There's a way in which this tragedy is everybody's fault: Quences for his bloody-mindedness; Satthralope for her spite; Glospin for his avarice; Innocet (not quite Innocent, you see) for her holier-than-thou interfering; Cousin Owis just for being, of which he shows no signs of deserving; the Doctor for never thinking that he should pop back; the Hand of Omega for its puppy-like devotion to the Doctor because it thinks he's someone it recognises…

But these details are superficial. Anyone reading that might think to dismiss the novel as a load of self-indulgent fanwank. And they'd still miss the point. As with real archaeology, you have to get down into the dirt; you have to read 'Lungbarrow' to experience the richness of the tapestries, even as the Drudges pull them from the mirrors.

It's the end, and this moment really has been prepared for, over long years of New Adventures story-arcing. If, as they say, you don't want to know the result, look away now.

When the Pythia fell, her priestesses fled to the neighbouring planet and became the Sisterhood of Karn. Romana, risking her Presidency to do so, heals the rift between Gallifrey and the Sisterhood. While Leela – yes this, not the TARDIS bathroom scene, is where "The Invasion of Time" really comes in – Leela becomes pregnant by Andred thus finally lifting the Pythia's curse.

And that's it, the conclusion of the Master Plan: the Doctor has finally saved Gallifrey from its own past and, by releasing his family (and himself) from where he'd locked them away, he gains his own redemption too.

Freed from the past, unburdened of all those layers, Gallifrey and the Doctor can go forward.

Sure, it kills them both, but in a way that's good too because it's all part of the metaphor of renewal, the new coming from the passing of the old.

So, surrounded by his family and by his friends, his real family, that's what the Doctor chooses to do, to go forward, to go to Skaro armed only with Romana's gift of a screwdriver.
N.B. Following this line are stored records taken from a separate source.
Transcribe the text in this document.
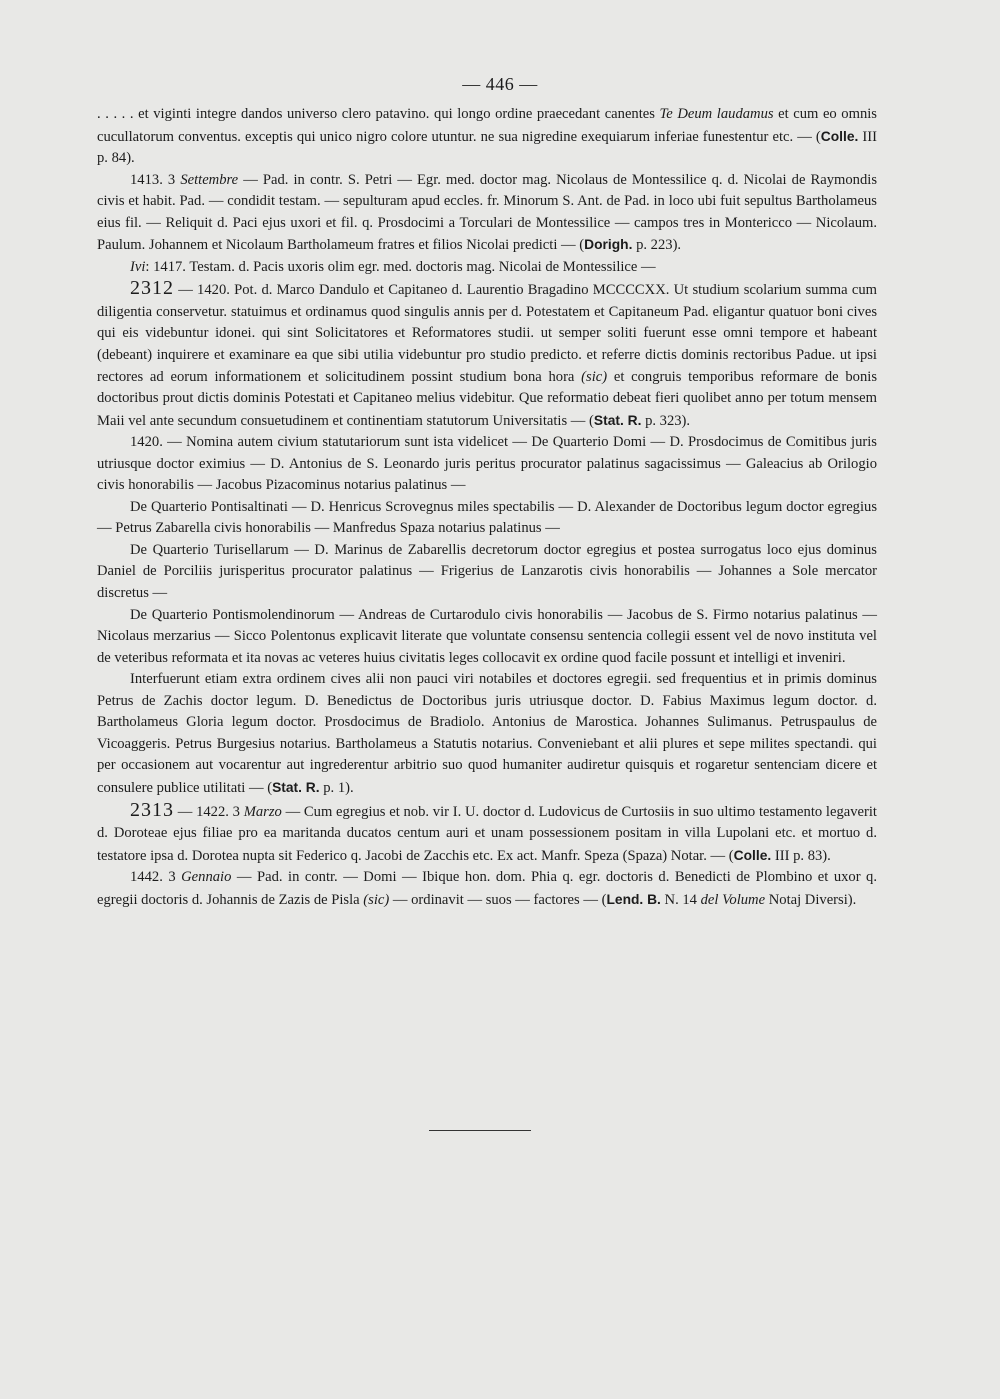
— 446 —

. . . . . et viginti integre dandos universo clero patavino. qui longo ordine praecedant canentes Te Deum laudamus et cum eo omnis cucullatorum conventus. exceptis qui unico nigro colore utuntur. ne sua nigredine exequiarum inferiae funestentur etc. — (Colle. III p. 84).

1413. 3 Settembre — Pad. in contr. S. Petri — Egr. med. doctor mag. Nicolaus de Montessilice q. d. Nicolai de Raymondis civis et habit. Pad. — condidit testam. — sepulturam apud eccles. fr. Minorum S. Ant. de Pad. in loco ubi fuit sepultus Bartholameus eius fil. — Reliquit d. Paci ejus uxori et fil. q. Prosdocimi a Torculari de Montessilice — campos tres in Montericco — Nicolaum. Paulum. Johannem et Nicolaum Bartholameum fratres et filios Nicolai predicti — (Dorigh. p. 223).

Ivi: 1417. Testam. d. Pacis uxoris olim egr. med. doctoris mag. Nicolai de Montessilice —

2312 — 1420. Pot. d. Marco Dandulo et Capitaneo d. Laurentio Bragadino MCCCCXX. Ut studium scolarium summa cum diligentia conservetur. statuimus et ordinamus quod singulis annis per d. Potestatem et Capitaneum Pad. eligantur quatuor boni cives qui eis videbuntur idonei. qui sint Solicitatores et Reformatores studii. ut semper soliti fuerunt esse omni tempore et habeant (debeant) inquirere et examinare ea que sibi utilia videbuntur pro studio predicto. et referre dictis dominis rectoribus Padue. ut ipsi rectores ad eorum informationem et solicitudinem possint studium bona hora (sic) et congruis temporibus reformare de bonis doctoribus prout dictis dominis Potestati et Capitaneo melius videbitur. Que reformatio debeat fieri quolibet anno per totum mensem Maii vel ante secundum consuetudinem et continentiam statutorum Universitatis — (Stat. R. p. 323).

1420. — Nomina autem civium statutariorum sunt ista videlicet — De Quarterio Domi — D. Prosdocimus de Comitibus juris utriusque doctor eximius — D. Antonius de S. Leonardo juris peritus procurator palatinus sagacissimus — Galeacius ab Orilogio civis honorabilis — Jacobus Pizacominus notarius palatinus —

De Quarterio Pontisaltinati — D. Henricus Scrovegnus miles spectabilis — D. Alexander de Doctoribus legum doctor egregius — Petrus Zabarella civis honorabilis — Manfredus Spaza notarius palatinus —

De Quarterio Turisellarum — D. Marinus de Zabarellis decretorum doctor egregius et postea surrogatus loco ejus dominus Daniel de Porciliis jurisperitus procurator palatinus — Frigerius de Lanzarotis civis honorabilis — Johannes a Sole mercator discretus —

De Quarterio Pontismolendinorum — Andreas de Curtarodulo civis honorabilis — Jacobus de S. Firmo notarius palatinus — Nicolaus merzarius — Sicco Polentonus explicavit literate que voluntate consensu sentencia collegii essent vel de novo instituta vel de veteribus reformata et ita novas ac veteres huius civitatis leges collocavit ex ordine quod facile possunt et intelligi et inveniri.

Interfuerunt etiam extra ordinem cives alii non pauci viri notabiles et doctores egregii. sed frequentius et in primis dominus Petrus de Zachis doctor legum. D. Benedictus de Doctoribus juris utriusque doctor. D. Fabius Maximus legum doctor. d. Bartholameus Gloria legum doctor. Prosdocimus de Bradiolo. Antonius de Marostica. Johannes Sulimanus. Petruspaulus de Vicoaggeris. Petrus Burgesius notarius. Bartholameus a Statutis notarius. Conveniebant et alii plures et sepe milites spectandi. qui per occasionem aut vocarentur aut ingrederentur arbitrio suo quod humaniter audiretur quisquis et rogaretur sentenciam dicere et consulere publice utilitati — (Stat. R. p. 1).

2313 — 1422. 3 Marzo — Cum egregius et nob. vir I. U. doctor d. Ludovicus de Curtosiis in suo ultimo testamento legaverit d. Doroteae ejus filiae pro ea maritanda ducatos centum auri et unam possessionem positam in villa Lupolani etc. et mortuo d. testatore ipsa d. Dorotea nupta sit Federico q. Jacobi de Zacchis etc. Ex act. Manfr. Speza (Spaza) Notar. — (Colle. III p. 83).

1442. 3 Gennaio — Pad. in contr. — Domi — Ibique hon. dom. Phia q. egr. doctoris d. Benedicti de Plombino et uxor q. egregii doctoris d. Johannis de Zazis de Pisla (sic) — ordinavit — suos — factores — (Lend. B. N. 14 del Volume Notaj Diversi).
And it means that far from being the lonely-seeming figure seen at the start of the TV movie, this is actually a Doctor finally at peace.
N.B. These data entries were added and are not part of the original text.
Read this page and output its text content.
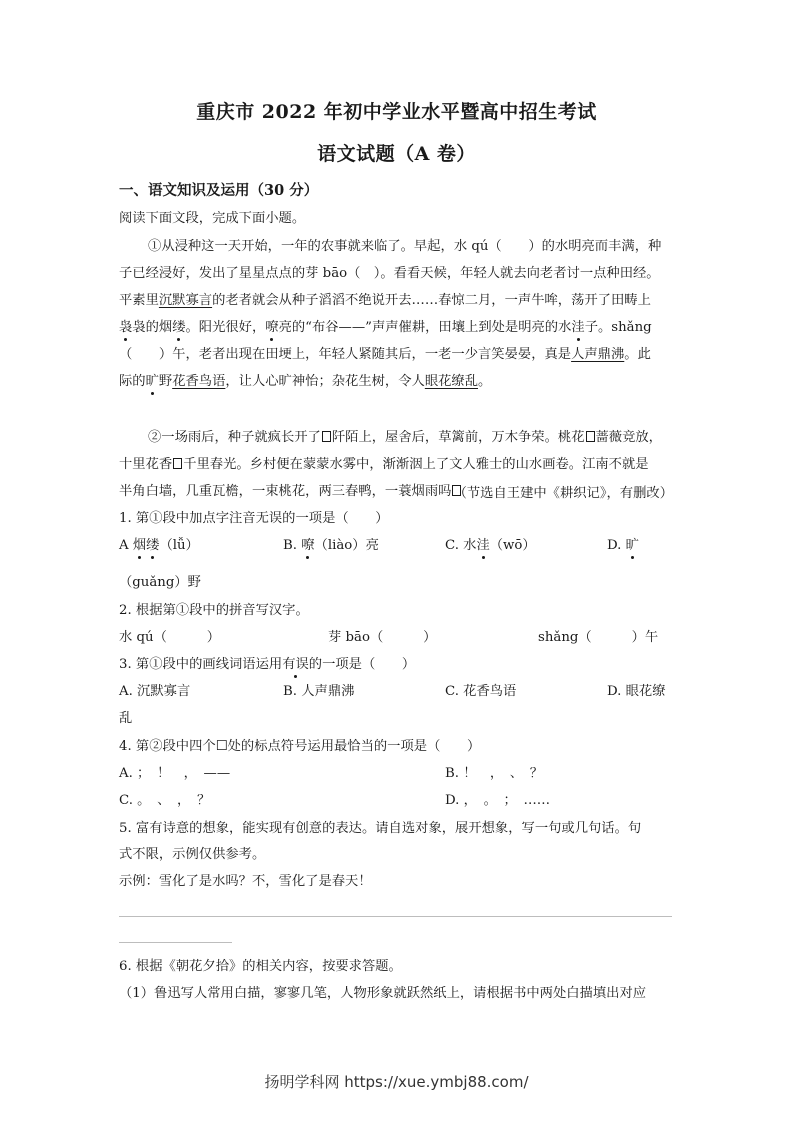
重庆市 2022 年初中学业水平暨高中招生考试
语文试题（A 卷）
一、语文知识及运用（30 分）
阅读下面文段，完成下面小题。
①从浸种这一天开始，一年的农事就来临了。早起，水 qú（　　）的水明亮而丰满，种
子已经浸好，发出了星星点点的芽 bāo（　）。看看天候，年轻人就去向老者讨一点种田经。
平素里沉默寡言的老者就会从种子滔滔不绝说开去……春惊二月，一声牛哞，荡开了田畴上
袅袅的烟缕。阳光很好，嘹亮的“布谷——”声声催耕，田壤上到处是明亮的水洼子。shǎng
（　　）午，老者出现在田埂上，年轻人紧随其后，一老一少言笑晏晏，真是人声鼎沸。此
际的旷野花香鸟语，让人心旷神怡；杂花生树，令人眼花缭乱。
②一场雨后，种子就疯长开了 阡陌上，屋舍后，草篱前，万木争荣。桃花 蔷薇竞放，
十里花香 千里春光。乡村便在蒙蒙水雾中，渐渐洇上了文人雅士的山水画卷。江南不就是
半角白墙，几重瓦檐，一束桃花，两三春鸭，一蓑烟雨吗 （节选自王建中《耕织记》，有删改）
1. 第①段中加点字注音无误的一项是（　　）
A 烟缕（lǚ）	B. 嘹（liào）亮	C. 水洼（wō）	D. 旷
（guǎng）野
2. 根据第①段中的拼音写汉字。
水 qú（　　　）	芽 bāo（　　　）	shǎng（　　　）午
3. 第①段中的画线词语运用有误的一项是（　　）
A. 沉默寡言	B. 人声鼎沸	C. 花香鸟语	D. 眼花缭
乱
4. 第②段中四个☐处的标点符号运用最恰当的一项是（　　）
A. ；　！　，　——	B. ！　，　、　？
C. 。　、　，　？	D. ，　。　；　……
5. 富有诗意的想象，能实现有创意的表达。请自选对象，展开想象，写一句或几句话。句
式不限，示例仅供参考。
示例：雪化了是水吗？不，雪化了是春天！
6. 根据《朝花夕拾》的相关内容，按要求答题。
（1）鲁迅写人常用白描，寥寥几笔，人物形象就跃然纸上，请根据书中两处白描填出对应
扬明学科网 https://xue.ymbj88.com/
So who is the Doctor? When the Other fell out with Rassilon, he couldn't leave Gallifrey so instead he stepped into the master Loom. He was taken to pieces and – we infer from all the evidence – eventually his DNA, or something like it, was spun out again from the Loom of the House of Lungbarrow as a forty-fifth Cousin, smarter less bonkers than the rest, teased and tormented by his Cousins and dumped on with a crushing weight of the Family's expectations until the Hand of Omega woke up and, by recharging an old Type Forty TARDIS, gave him a way out.